Monday, April 24, 2017

Can they do that??

Today's Appellate Zealots column in the DJ comes from Susan Horst, who knows something about writs (having served as a writ attorney in the 1st District for over 30 years). Her piece, The New 'Non-Summary Summary Denial,' focuses on People v. Superior Court (Lara) (2017, 4th Dist. Div. 2) 9 Cal.App.5th.
In situations where both a writ petition and a post-judgment appeal are permitted, the Courts of Appeal traditionally had two options to resolve writ petitions. First, they could issue an order to show cause or alternative writ, followed by oral argument and a written opinion granting or denying the petition. A ruling after such an order became law of the case, and the issue could not be raised again on appeal.
Second, they could summarily deny the petition, sometimes with explanation. A summary denial, with or without explanation, was not law of the case.



In 1984, a third option was approved: "a peremptory writ to the trial court - no alternative writ or order to show cause, no chance for opposition from real party in interest, no oral argument, and no written opinion - but still law of the case." See Palma v. U.S. Industrial Fasteners, Inc. (1984) 36 Cal.3d 171.

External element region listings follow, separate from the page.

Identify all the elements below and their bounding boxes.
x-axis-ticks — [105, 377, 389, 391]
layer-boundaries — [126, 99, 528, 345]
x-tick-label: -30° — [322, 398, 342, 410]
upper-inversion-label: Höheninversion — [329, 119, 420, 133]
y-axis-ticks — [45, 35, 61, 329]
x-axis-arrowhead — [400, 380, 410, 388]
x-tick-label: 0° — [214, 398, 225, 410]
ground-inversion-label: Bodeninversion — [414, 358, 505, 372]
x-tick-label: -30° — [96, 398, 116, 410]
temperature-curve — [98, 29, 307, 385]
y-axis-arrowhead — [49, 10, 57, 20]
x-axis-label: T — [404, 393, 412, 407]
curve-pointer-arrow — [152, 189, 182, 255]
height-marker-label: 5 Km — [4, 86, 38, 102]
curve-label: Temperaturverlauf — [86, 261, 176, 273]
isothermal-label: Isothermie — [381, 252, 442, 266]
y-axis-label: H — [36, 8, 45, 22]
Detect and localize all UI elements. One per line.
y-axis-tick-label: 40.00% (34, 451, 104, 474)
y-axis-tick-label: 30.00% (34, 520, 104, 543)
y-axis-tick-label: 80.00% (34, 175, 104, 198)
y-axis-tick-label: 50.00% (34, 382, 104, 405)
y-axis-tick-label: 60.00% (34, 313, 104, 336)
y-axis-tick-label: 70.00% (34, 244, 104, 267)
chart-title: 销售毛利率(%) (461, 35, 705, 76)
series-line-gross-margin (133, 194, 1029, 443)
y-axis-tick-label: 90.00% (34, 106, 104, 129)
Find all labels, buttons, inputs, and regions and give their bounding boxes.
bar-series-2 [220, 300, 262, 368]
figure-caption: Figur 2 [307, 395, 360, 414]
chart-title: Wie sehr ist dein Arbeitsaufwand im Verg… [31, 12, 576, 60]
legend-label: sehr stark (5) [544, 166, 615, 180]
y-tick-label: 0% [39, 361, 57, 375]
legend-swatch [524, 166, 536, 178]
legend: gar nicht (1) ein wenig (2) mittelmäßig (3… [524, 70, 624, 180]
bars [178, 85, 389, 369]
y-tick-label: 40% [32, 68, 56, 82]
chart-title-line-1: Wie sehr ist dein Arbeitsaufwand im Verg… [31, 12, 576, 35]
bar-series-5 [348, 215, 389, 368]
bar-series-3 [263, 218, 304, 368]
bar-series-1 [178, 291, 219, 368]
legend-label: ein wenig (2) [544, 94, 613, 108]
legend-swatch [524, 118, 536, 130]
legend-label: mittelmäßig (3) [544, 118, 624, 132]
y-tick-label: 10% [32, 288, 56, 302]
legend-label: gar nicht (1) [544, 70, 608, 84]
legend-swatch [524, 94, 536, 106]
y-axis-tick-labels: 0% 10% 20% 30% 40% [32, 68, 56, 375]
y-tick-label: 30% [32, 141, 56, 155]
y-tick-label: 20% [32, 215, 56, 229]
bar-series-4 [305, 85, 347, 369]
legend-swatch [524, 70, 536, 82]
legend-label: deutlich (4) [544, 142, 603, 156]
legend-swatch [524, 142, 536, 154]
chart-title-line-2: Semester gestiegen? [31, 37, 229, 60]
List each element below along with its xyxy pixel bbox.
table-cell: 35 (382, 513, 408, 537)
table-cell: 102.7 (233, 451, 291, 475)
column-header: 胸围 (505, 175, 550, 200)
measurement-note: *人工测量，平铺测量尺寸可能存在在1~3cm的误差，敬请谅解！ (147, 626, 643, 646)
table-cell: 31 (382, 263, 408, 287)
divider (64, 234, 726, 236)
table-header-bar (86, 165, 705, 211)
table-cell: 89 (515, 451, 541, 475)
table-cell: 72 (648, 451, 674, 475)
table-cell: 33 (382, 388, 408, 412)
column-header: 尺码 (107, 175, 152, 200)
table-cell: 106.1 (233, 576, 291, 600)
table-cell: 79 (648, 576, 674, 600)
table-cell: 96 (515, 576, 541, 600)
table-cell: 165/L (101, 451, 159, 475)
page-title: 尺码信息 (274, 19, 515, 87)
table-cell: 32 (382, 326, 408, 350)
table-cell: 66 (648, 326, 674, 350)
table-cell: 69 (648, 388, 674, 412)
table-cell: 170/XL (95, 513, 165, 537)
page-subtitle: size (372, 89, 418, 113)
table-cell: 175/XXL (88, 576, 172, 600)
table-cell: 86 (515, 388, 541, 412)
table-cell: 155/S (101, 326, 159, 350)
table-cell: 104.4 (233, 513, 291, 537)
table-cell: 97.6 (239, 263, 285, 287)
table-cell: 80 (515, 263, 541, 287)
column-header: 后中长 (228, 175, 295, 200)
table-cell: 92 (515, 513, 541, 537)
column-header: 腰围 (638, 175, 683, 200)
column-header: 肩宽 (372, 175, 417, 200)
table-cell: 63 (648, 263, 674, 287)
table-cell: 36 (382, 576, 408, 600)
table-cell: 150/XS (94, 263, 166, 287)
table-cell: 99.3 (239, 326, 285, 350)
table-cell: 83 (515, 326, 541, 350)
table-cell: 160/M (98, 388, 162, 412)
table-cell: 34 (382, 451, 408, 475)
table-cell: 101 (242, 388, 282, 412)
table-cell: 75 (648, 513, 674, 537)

In 2010, another option was approved: "strongly worded" alternative writs to suggest the trial court correct its mistake on its own. "If the trial court changed its order, the petition was summarily denied as moot. Again, the Supreme Court imposed procedural protections - a trial court must allow argument prior to changing an order. Brown, Winfield & Canzoneri, Inc. v. Superior Court, 47 Cal. 4th 1233 (2010)."
Recently, the 4th District invented a yet new tool - the "non-summary summary denial." This matters because a non-summary summary denial creates law of the case and a decision on the merits, but from proceedings that lack all the due process protections specified by Palma and related cases. The new procedure may create confusion and costly future litigation concerning whether the right to appeal is foreclosed.
Division Three of the 4th District first introduced this new tool in Frisk v. Superior Court, 200 Cal. App. 4th 402 (2011). Just last month, Division Two of that court followed with Lara.
But with this new "non-summary summary denial" procedure, the Court of Appeal has simply declared - with no statutory support - that appellate courts may create law of the case without a full opportunity to litigate the issues first. Whether the "non-summary summary denial" is a valid timesaver and new tool for the Courts of Appeal is a question important enough to writ practice for the California Supreme Court to clarify its contours. Hopefully, soon.